Because by this time he didn’t weigh much over a hundred pounds, it wasn’t that difficult for someone with her strength to lift him off the floor and virtually carry him in her arms up the stairs to the bed. And while she sat beside him there, holding his trembling hands in hers, he revealed where he really came from and who he really was, a story irreconcilable with everything he had told her before. She refused to believe him and, in her letter to me, would not repeat even one detail of the things to which he pleaded guilty. He had to have been delirious, she wrote, because, if he wasn’t, then she would have had to have him either arrested or institutionalized. When, at last, there was nothing disgraceful that a man could do that was left for him to confess to, darkness had enveloped their street and it was time to feed him dinner with her throbbing bandaged hand. But first, using a sponge and a basin of warm water, she gently bathed him right there in the bed and, as she did every night, massaged his legs until he purred. What did it matter in the end who he was and what he had done, or who he thought he was and what he thought he had done or was capable of doing or was emboldened enough to have done or was ill enough to have imagined he had done or imagined he must have done to have made himself fatally ill?

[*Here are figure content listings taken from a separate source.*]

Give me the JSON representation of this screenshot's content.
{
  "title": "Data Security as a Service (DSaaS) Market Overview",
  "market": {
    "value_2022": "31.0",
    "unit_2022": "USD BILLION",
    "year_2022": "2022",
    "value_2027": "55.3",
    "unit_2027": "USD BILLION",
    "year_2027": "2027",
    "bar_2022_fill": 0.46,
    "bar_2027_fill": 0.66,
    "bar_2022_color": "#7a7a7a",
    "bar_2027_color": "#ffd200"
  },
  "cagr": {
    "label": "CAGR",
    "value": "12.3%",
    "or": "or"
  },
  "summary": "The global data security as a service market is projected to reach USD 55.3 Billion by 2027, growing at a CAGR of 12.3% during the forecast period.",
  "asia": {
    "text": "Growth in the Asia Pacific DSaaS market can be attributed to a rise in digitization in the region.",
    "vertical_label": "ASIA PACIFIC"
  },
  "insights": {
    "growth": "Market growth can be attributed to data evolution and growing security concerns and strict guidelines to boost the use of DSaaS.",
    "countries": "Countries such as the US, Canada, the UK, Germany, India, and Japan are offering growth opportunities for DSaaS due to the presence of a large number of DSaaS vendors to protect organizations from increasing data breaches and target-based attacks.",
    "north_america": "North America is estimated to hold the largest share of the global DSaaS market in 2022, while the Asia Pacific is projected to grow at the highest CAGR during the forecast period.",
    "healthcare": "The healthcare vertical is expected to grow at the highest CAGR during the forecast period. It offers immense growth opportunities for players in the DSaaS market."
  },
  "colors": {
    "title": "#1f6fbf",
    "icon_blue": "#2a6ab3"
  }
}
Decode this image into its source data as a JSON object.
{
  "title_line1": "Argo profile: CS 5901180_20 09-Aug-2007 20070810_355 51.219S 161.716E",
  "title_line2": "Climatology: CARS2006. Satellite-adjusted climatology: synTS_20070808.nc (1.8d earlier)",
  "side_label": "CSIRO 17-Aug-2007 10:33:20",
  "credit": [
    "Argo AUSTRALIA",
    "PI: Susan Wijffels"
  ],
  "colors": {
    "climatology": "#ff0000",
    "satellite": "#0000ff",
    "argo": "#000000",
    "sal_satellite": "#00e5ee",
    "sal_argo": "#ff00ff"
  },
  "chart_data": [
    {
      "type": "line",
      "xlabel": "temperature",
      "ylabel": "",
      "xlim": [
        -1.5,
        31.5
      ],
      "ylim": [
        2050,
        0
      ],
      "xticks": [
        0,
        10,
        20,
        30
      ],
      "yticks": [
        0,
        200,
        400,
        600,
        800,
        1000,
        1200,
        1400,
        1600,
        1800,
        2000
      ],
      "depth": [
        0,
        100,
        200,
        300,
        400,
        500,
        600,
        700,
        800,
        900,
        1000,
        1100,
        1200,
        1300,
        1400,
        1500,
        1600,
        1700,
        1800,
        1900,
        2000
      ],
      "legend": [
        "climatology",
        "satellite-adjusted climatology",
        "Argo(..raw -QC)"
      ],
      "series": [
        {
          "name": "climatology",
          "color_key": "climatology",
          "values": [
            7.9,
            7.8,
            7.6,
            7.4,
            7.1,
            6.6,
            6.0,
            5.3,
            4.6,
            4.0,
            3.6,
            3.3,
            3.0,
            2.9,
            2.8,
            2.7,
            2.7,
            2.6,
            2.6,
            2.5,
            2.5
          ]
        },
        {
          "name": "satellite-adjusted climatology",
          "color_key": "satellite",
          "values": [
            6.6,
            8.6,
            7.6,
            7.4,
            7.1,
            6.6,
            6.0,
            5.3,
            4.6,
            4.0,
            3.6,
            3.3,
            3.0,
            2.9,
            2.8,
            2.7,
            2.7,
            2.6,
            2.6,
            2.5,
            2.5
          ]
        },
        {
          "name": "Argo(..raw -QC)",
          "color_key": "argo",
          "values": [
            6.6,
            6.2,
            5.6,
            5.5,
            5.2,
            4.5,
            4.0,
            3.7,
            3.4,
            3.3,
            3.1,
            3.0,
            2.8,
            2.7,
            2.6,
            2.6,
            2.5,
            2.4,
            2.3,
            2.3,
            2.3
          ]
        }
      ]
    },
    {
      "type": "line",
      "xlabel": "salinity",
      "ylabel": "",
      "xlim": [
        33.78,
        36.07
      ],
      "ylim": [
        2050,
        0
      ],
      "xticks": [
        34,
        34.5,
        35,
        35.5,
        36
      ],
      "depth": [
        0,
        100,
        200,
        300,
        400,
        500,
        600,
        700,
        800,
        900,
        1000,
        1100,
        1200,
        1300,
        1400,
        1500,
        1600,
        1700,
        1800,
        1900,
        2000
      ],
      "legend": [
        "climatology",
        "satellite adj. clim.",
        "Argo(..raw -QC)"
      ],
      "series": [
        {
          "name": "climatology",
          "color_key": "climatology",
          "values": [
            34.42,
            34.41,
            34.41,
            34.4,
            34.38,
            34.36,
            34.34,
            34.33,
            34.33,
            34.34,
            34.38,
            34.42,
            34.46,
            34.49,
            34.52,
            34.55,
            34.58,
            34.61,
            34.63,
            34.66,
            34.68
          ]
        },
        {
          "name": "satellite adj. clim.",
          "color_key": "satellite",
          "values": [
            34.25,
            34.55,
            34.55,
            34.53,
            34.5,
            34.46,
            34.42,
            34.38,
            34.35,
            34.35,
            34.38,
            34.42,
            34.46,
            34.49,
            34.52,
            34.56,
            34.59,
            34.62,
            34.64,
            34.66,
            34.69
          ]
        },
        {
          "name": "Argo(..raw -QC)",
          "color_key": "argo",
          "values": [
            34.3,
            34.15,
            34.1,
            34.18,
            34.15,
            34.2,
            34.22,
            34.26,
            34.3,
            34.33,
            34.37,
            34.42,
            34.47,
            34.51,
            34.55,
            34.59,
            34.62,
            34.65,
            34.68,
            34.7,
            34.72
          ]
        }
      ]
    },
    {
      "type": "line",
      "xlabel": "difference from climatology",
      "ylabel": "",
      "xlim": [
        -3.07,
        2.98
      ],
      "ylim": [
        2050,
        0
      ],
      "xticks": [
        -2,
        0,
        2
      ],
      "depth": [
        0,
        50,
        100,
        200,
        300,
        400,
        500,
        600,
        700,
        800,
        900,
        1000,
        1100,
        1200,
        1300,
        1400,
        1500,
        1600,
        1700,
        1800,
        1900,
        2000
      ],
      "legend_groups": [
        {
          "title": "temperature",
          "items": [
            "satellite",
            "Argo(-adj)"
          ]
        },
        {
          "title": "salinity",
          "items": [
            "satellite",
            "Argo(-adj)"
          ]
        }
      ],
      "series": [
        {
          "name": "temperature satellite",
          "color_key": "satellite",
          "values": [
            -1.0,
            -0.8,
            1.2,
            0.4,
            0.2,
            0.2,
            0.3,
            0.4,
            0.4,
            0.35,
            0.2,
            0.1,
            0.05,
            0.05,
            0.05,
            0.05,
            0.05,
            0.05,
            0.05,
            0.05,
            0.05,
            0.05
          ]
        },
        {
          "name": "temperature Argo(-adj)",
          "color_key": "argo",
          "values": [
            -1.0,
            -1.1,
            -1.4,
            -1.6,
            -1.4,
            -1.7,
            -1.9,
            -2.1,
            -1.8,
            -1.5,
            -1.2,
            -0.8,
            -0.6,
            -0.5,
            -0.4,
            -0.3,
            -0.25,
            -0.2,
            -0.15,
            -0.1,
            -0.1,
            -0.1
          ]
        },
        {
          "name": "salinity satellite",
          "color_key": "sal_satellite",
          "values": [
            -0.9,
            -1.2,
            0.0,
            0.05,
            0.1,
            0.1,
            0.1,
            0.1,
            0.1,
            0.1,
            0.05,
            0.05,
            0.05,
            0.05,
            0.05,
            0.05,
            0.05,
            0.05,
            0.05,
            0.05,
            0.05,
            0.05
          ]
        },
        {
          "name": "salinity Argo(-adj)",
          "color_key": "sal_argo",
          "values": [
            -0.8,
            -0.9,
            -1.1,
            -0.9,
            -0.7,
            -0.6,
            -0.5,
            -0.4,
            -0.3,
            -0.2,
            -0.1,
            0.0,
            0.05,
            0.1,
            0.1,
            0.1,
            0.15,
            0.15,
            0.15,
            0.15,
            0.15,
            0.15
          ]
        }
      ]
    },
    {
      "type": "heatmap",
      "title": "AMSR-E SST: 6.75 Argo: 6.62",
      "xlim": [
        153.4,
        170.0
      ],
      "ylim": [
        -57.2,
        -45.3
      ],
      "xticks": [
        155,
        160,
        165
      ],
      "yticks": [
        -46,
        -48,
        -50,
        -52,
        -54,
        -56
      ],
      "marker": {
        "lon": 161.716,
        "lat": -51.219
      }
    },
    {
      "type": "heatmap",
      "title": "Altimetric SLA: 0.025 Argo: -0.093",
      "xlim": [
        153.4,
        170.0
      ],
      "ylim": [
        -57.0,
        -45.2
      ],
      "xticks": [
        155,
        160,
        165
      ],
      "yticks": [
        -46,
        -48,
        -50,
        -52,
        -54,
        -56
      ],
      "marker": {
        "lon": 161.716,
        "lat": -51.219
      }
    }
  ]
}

Pure or depraved, harmless or ruthless, would-be Jewish savior or thrill-seeking, duplicitous, perverted betrayer, he was suffering, and she was there to assuage that suffering as she had been from the start. This woman whom he had stabbed in the hand at breakfast (while aiming for her face) put him to sleep — without his even having to ask — with a sweetly milking, all-consuming blow job that blotted out all his words, or so she said, or so said whoever had told her what to say in that letter in order to warn me off ever writing a single sentence for publication about these coarse, barbaric irrationalists of mine, these two catastrophists sustained by their demonic conflict and the theatrical, maddening trivia of psychosis. Her letter’s message to me was this: Find your comedy elsewhere. You bow out, and we’ll bow out. He’ll be as good as dead. But dare to ridicule either one of us in a book, and we’ll never leave you alone again. You have met your match in Pipik and Jinx, both of whom are alive and well. And this message, of course, was the very antithesis of the assurance that the letter had been conceived to provide.